Las últimas matanzas en El Paso y Dayton, el fin del control nuclear, las amenazas de Corea del Norte o Irán, guerras secretas, terrorismo, represión, violaciones grupales, desplantes en las redes… Noticias distintas en alcance y en consecuencias. Pero con algo en común. Todas ellas nos alertan de que nuestro mundo parece estar volviéndose cada vez más violento. Situaciones que hablan de un modo de relacionarnos entre las personas agresivo y sorprendente a estas alturas del siglo XXI, que van de lo personal a lo grupal llegando a dividir a media humanidad.

Parecía que el siglo XX había abierto la puerta a otra manera de relacionarse. Sin embargo, a medida que pasa el tiempo vemos cómo el recurso de la violencia sigue estando ahí, pues no es otra cosa que una consecuencia más del poder mal enfocado. Es la posibilidad de hacer daño al otro a costa de intereses egoístas y partidarios que dañan una y otra vez la dignidad de la humanidad entera.

Unas veces será el miedo, otras la educación, la fe, la democracia, las leyes o la defensa legítima, pero siempre estará en nuestra mano cortar ese círculo vicioso de rencor, lágrimas y sangre. Lo que no podemos hacer es justificar la violencia, y querer defendernos aumentando la dosis, como si quisiéramos crear un antídoto o inmunizarnos, porque inconscientemente nos convertiremos en verdugos echando así gasolina al fuego.
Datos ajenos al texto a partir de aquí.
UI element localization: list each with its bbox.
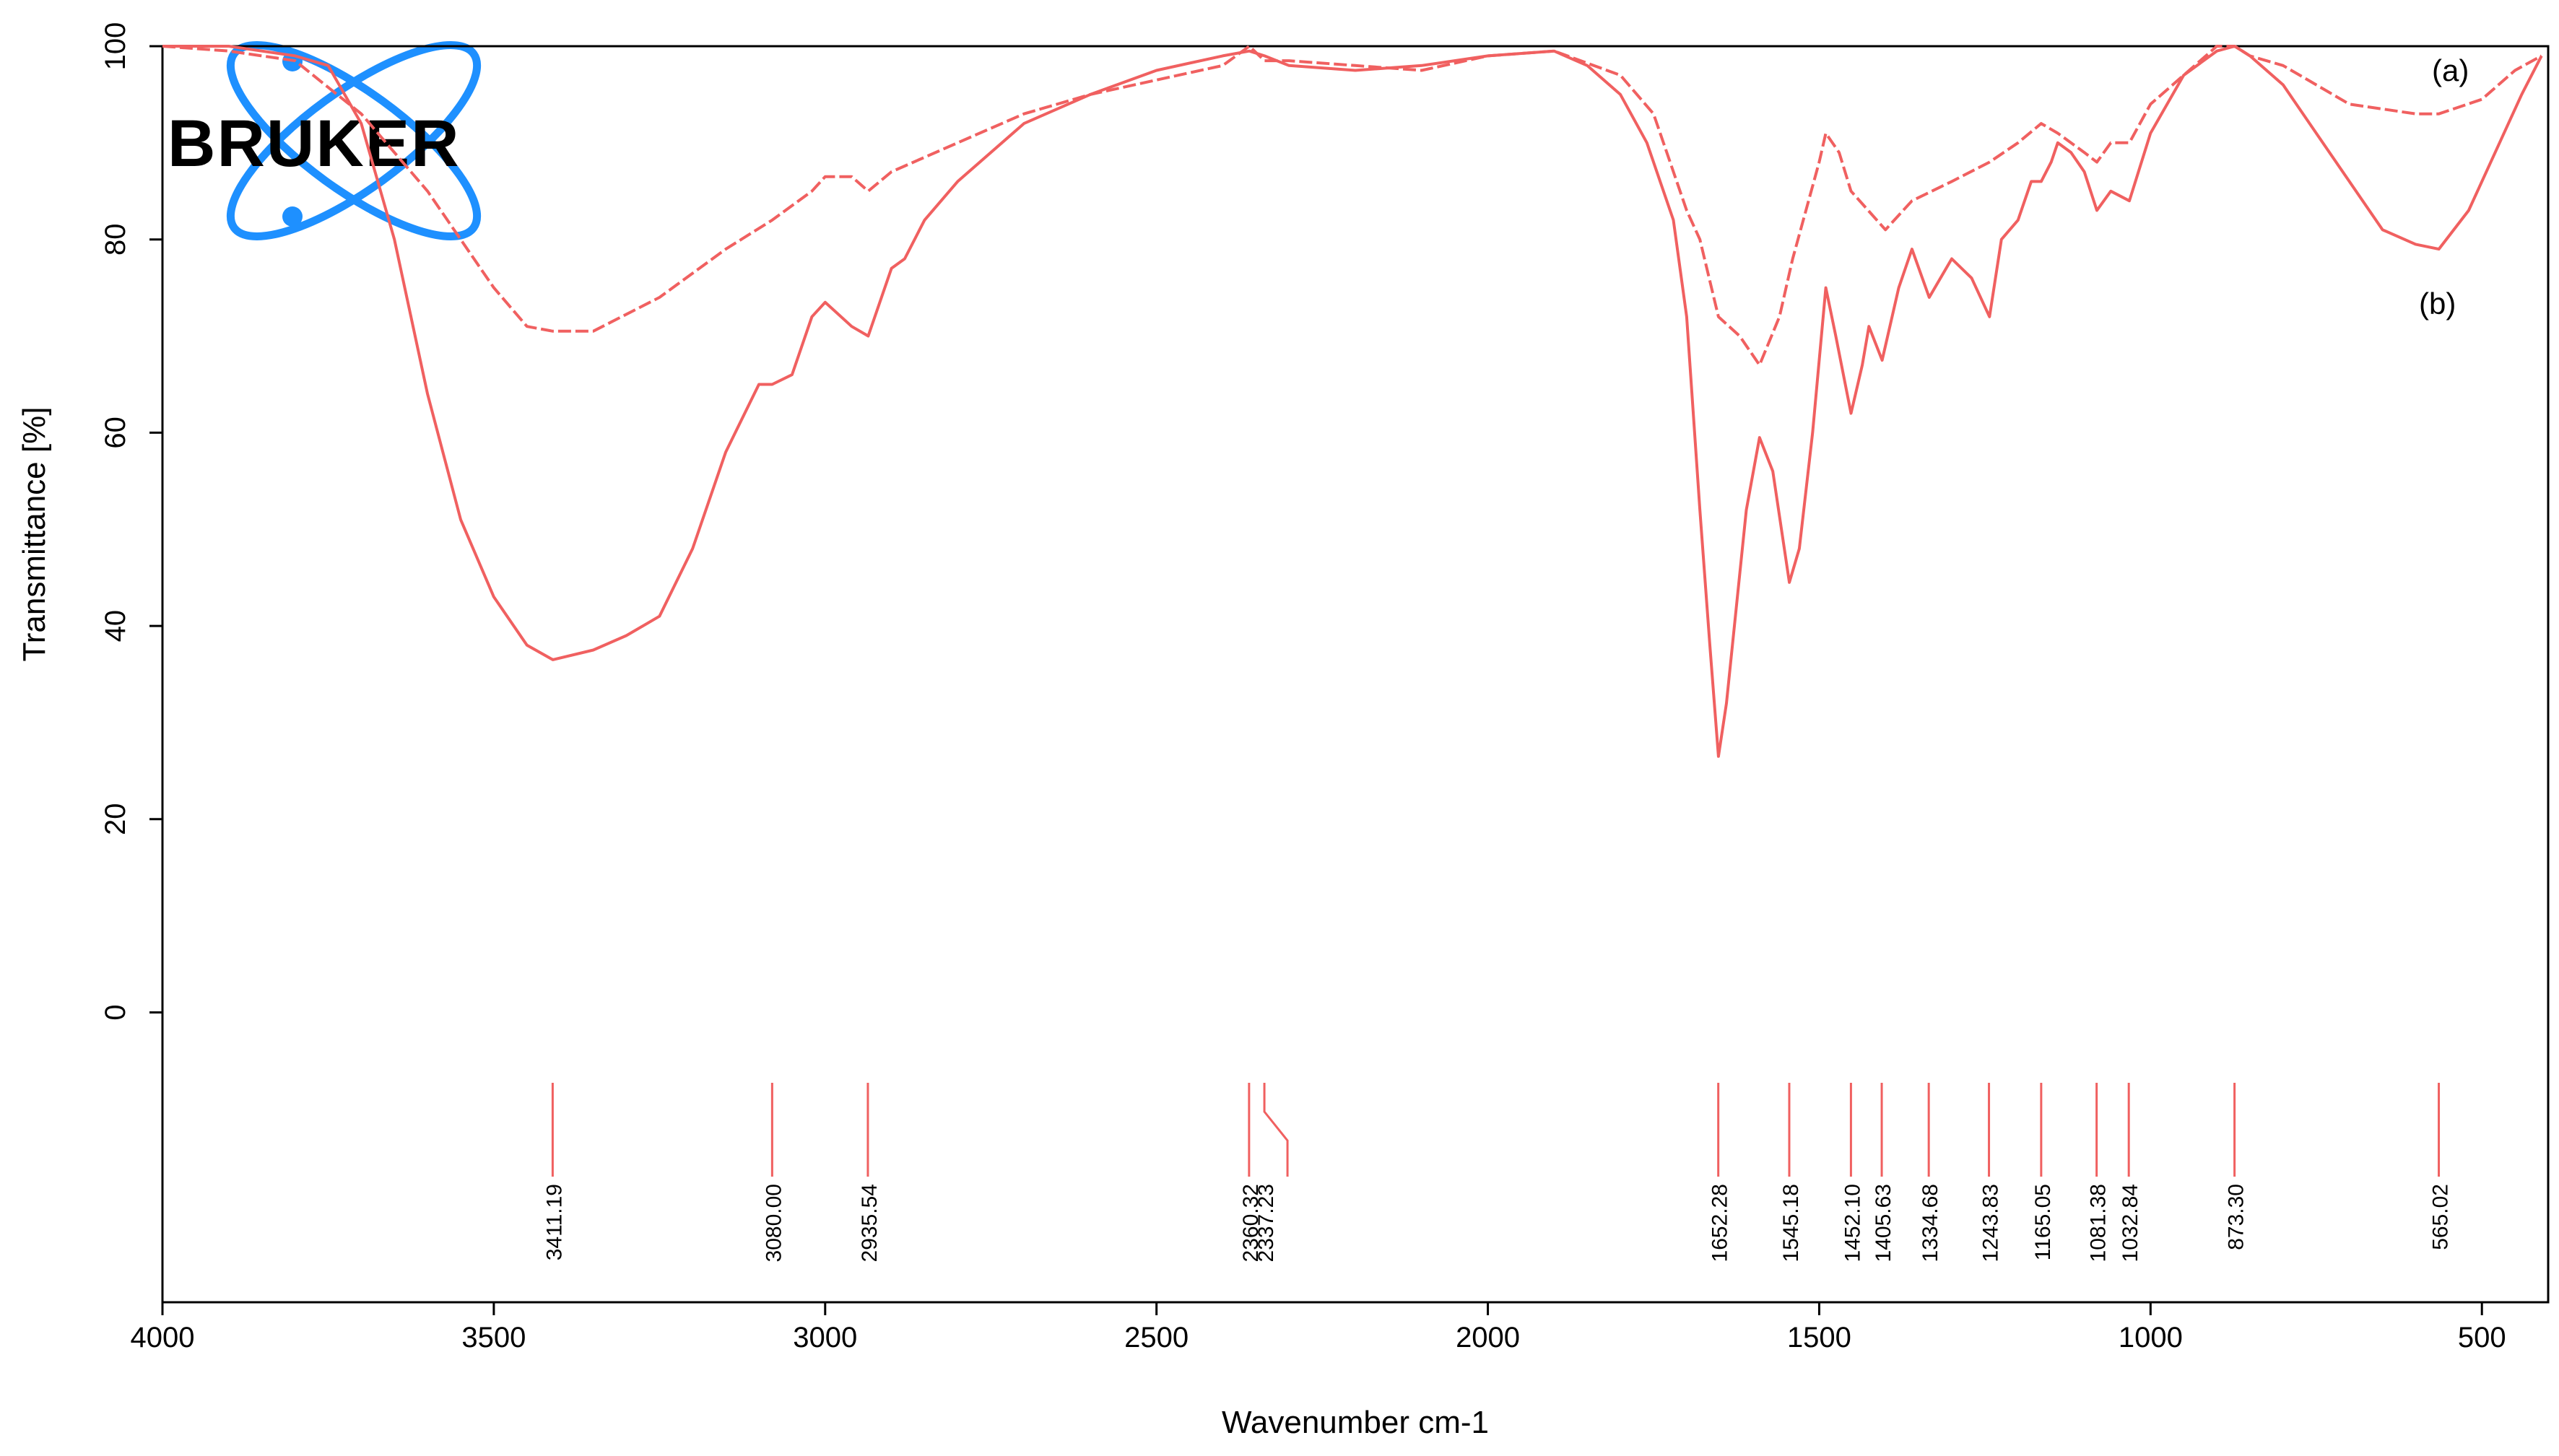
logo-electron-bottom <box>282 206 303 227</box>
y-tick-label: 0 <box>100 1004 131 1020</box>
x-tick-label: 3000 <box>793 1322 857 1353</box>
peak-label: 565.02 <box>2429 1184 2453 1250</box>
peak-label: 1081.38 <box>2087 1184 2111 1262</box>
atom-icon <box>226 41 482 240</box>
peak-label: 2935.54 <box>858 1184 882 1262</box>
y-axis-label: Transmittance [%] <box>17 407 52 662</box>
x-tick-label: 3500 <box>461 1322 526 1353</box>
peak-label: 3080.00 <box>762 1184 786 1262</box>
logo-orbit-1 <box>226 41 482 240</box>
peak-label: 3411.19 <box>542 1184 566 1260</box>
peak-label: 2337.23 <box>1254 1184 1278 1262</box>
logo-orbit-2 <box>226 41 482 240</box>
x-tick-label: 500 <box>2458 1322 2506 1353</box>
y-tick-label: 40 <box>100 610 131 642</box>
x-axis-label: Wavenumber cm-1 <box>1222 1405 1489 1440</box>
peak-label: 1652.28 <box>1708 1184 1732 1262</box>
peak-label: 1032.84 <box>2119 1184 2142 1262</box>
peak-label: 873.30 <box>2225 1184 2249 1250</box>
y-tick-label: 100 <box>100 22 131 71</box>
peak-label: 1545.18 <box>1779 1184 1803 1262</box>
peak-marker <box>1263 1083 1289 1177</box>
bruker-logo: BRUKER <box>168 41 482 240</box>
x-axis: 4000 3500 3000 2500 2000 1500 1000 500 <box>131 1302 2506 1353</box>
peak-label: 1452.10 <box>1841 1184 1864 1262</box>
peak-label: 1165.05 <box>2031 1184 2055 1260</box>
curve-label-b: (b) <box>2419 287 2456 321</box>
peak-label: 1405.63 <box>1872 1184 1895 1262</box>
peak-label: 2360.32 <box>1239 1184 1263 1262</box>
logo-text: BRUKER <box>168 107 461 180</box>
x-tick-label: 2500 <box>1124 1322 1189 1353</box>
x-tick-label: 4000 <box>131 1322 195 1353</box>
peak-label: 1334.68 <box>1919 1184 1942 1262</box>
plot-frame <box>161 45 2550 1304</box>
y-tick-label: 20 <box>100 803 131 836</box>
peak-label: 1243.83 <box>1979 1184 2003 1262</box>
y-axis: 0 20 40 60 80 100 <box>100 22 162 1021</box>
curve-label-a: (a) <box>2432 53 2469 87</box>
y-tick-label: 60 <box>100 417 131 449</box>
x-tick-label: 2000 <box>1456 1322 1520 1353</box>
x-tick-label: 1000 <box>2119 1322 2183 1353</box>
series-line-a <box>162 45 2542 367</box>
y-tick-label: 80 <box>100 223 131 256</box>
x-tick-label: 1500 <box>1787 1322 1851 1353</box>
series-line-b <box>162 45 2543 758</box>
series-group <box>162 45 2543 758</box>
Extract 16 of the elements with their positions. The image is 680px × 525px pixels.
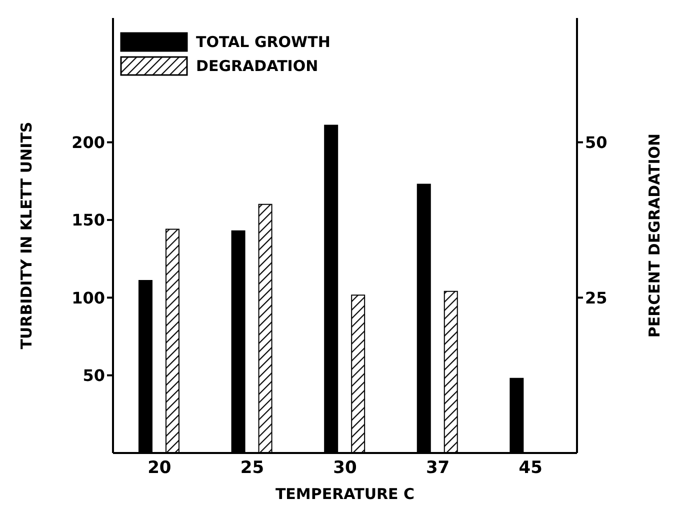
legend-label: TOTAL GROWTH bbox=[196, 33, 330, 51]
y2-axis-title: PERCENT DEGRADATION bbox=[645, 133, 664, 338]
x-axis-title: TEMPERATURE C bbox=[275, 485, 415, 503]
y-tick-label: 200 bbox=[72, 132, 105, 152]
y2-tick-label: 50 bbox=[585, 132, 608, 152]
y2-tick-label: 25 bbox=[585, 288, 608, 308]
x-tick-label: 45 bbox=[518, 458, 542, 478]
legend-label: DEGRADATION bbox=[196, 57, 318, 75]
y-tick-label: 100 bbox=[72, 288, 105, 308]
x-tick-label: 37 bbox=[426, 458, 450, 478]
y-tick-label: 50 bbox=[82, 366, 105, 385]
x-tick-label: 20 bbox=[148, 458, 172, 478]
x-tick-label: 30 bbox=[333, 458, 357, 478]
y-tick-label: 150 bbox=[72, 210, 105, 230]
y-axis-title: TURBIDITY IN KLETT UNITS bbox=[17, 122, 36, 350]
x-tick-label: 25 bbox=[240, 458, 264, 478]
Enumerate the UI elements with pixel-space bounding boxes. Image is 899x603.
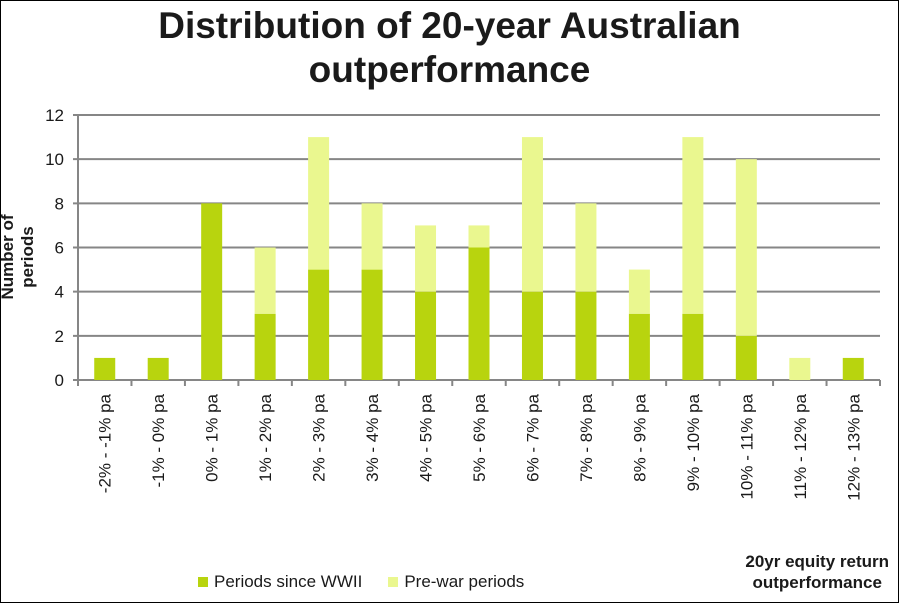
- bar-pre-war: [468, 225, 490, 248]
- x-tick-label: 12% - 13% pa: [844, 393, 863, 500]
- x-tick-label: 0% - 1% pa: [203, 393, 222, 481]
- x-tick-label: 4% - 5% pa: [417, 393, 436, 481]
- bar-since-wwii: [415, 291, 437, 380]
- bar-pre-war: [308, 137, 330, 270]
- y-tick-label: 0: [55, 371, 64, 390]
- x-tick-label: 11% - 12% pa: [791, 393, 810, 499]
- bar-since-wwii: [201, 203, 223, 380]
- bar-pre-war: [682, 137, 704, 314]
- bar-since-wwii: [147, 357, 169, 380]
- bar-pre-war: [735, 159, 757, 336]
- bar-since-wwii: [468, 247, 490, 380]
- bar-since-wwii: [254, 313, 276, 380]
- bar-pre-war: [415, 225, 437, 292]
- x-tick-label: 1% - 2% pa: [256, 393, 275, 481]
- bar-since-wwii: [521, 291, 543, 380]
- legend-item-since-wwii: Periods since WWII: [198, 572, 362, 592]
- bar-since-wwii: [308, 269, 330, 380]
- x-axis-title-line: 20yr equity return: [745, 552, 889, 571]
- y-tick-label: 10: [45, 150, 64, 169]
- bar-since-wwii: [628, 313, 650, 380]
- legend-label: Periods since WWII: [214, 572, 363, 591]
- x-tick-label: 6% - 7% pa: [523, 393, 542, 481]
- legend-item-pre-war: Pre-war periods: [388, 572, 524, 592]
- legend: Periods since WWII Pre-war periods: [198, 572, 550, 592]
- y-tick-label: 8: [55, 194, 64, 213]
- title-line-2: outperformance: [308, 49, 591, 90]
- bar-pre-war: [628, 269, 650, 314]
- title-line-1: Distribution of 20-year Australian: [158, 5, 741, 46]
- bar-since-wwii: [682, 313, 704, 380]
- bar-since-wwii: [842, 357, 864, 380]
- bar-since-wwii: [735, 335, 757, 380]
- bar-pre-war: [361, 203, 383, 270]
- x-tick-label: 10% - 11% pa: [737, 393, 756, 499]
- x-tick-label: 7% - 8% pa: [577, 393, 596, 481]
- x-tick-label: 8% - 9% pa: [630, 393, 649, 481]
- legend-swatch: [388, 577, 399, 587]
- y-tick-label: 4: [55, 283, 64, 302]
- x-tick-label: 9% - 10% pa: [684, 393, 703, 491]
- x-tick-label: 2% - 3% pa: [310, 393, 329, 481]
- bar-pre-war: [575, 203, 597, 292]
- bar-since-wwii: [361, 269, 383, 380]
- chart-title: Distribution of 20-year Australian outpe…: [0, 4, 899, 92]
- x-tick-label: 5% - 6% pa: [470, 393, 489, 481]
- x-axis-title-line: outperformance: [752, 573, 882, 592]
- y-tick-label: 2: [55, 327, 64, 346]
- y-tick-label: 12: [45, 106, 64, 125]
- bar-pre-war: [254, 247, 276, 314]
- y-tick-label: 6: [55, 239, 64, 258]
- legend-swatch: [198, 577, 208, 587]
- bar-since-wwii: [575, 291, 597, 380]
- bar-pre-war: [521, 137, 543, 292]
- bar-pre-war: [789, 357, 811, 380]
- legend-label: Pre-war periods: [404, 572, 525, 591]
- x-tick-label: -1% - 0% pa: [149, 393, 168, 487]
- x-tick-label: -2% - -1% pa: [96, 393, 115, 493]
- bar-since-wwii: [94, 357, 116, 380]
- x-tick-label: 3% - 4% pa: [363, 393, 382, 481]
- x-axis-title: 20yr equity return outperformance: [745, 551, 889, 593]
Hay una forma de resistencia que también es inherente al ser humano, y es el lugar de la memoria. El recuerdo de tantos momentos donde la vergüenza ha confundido a naciones enteras –incluso a cada persona–, donde hemos entregado las llaves de nuestra conciencia al odio en nombre de una ideología, una supuesta justicia, la supervivencia e incluso la propia religión. Ojalá que cada uno de nosotros, ya sea por miedo o por sensatez –ambos muy propios del ser humano–, busquemos recordar, y sigamos cortando cualquier conato de agresividad y violencia para que podamos hacer de nuestro mundo un lugar mejor.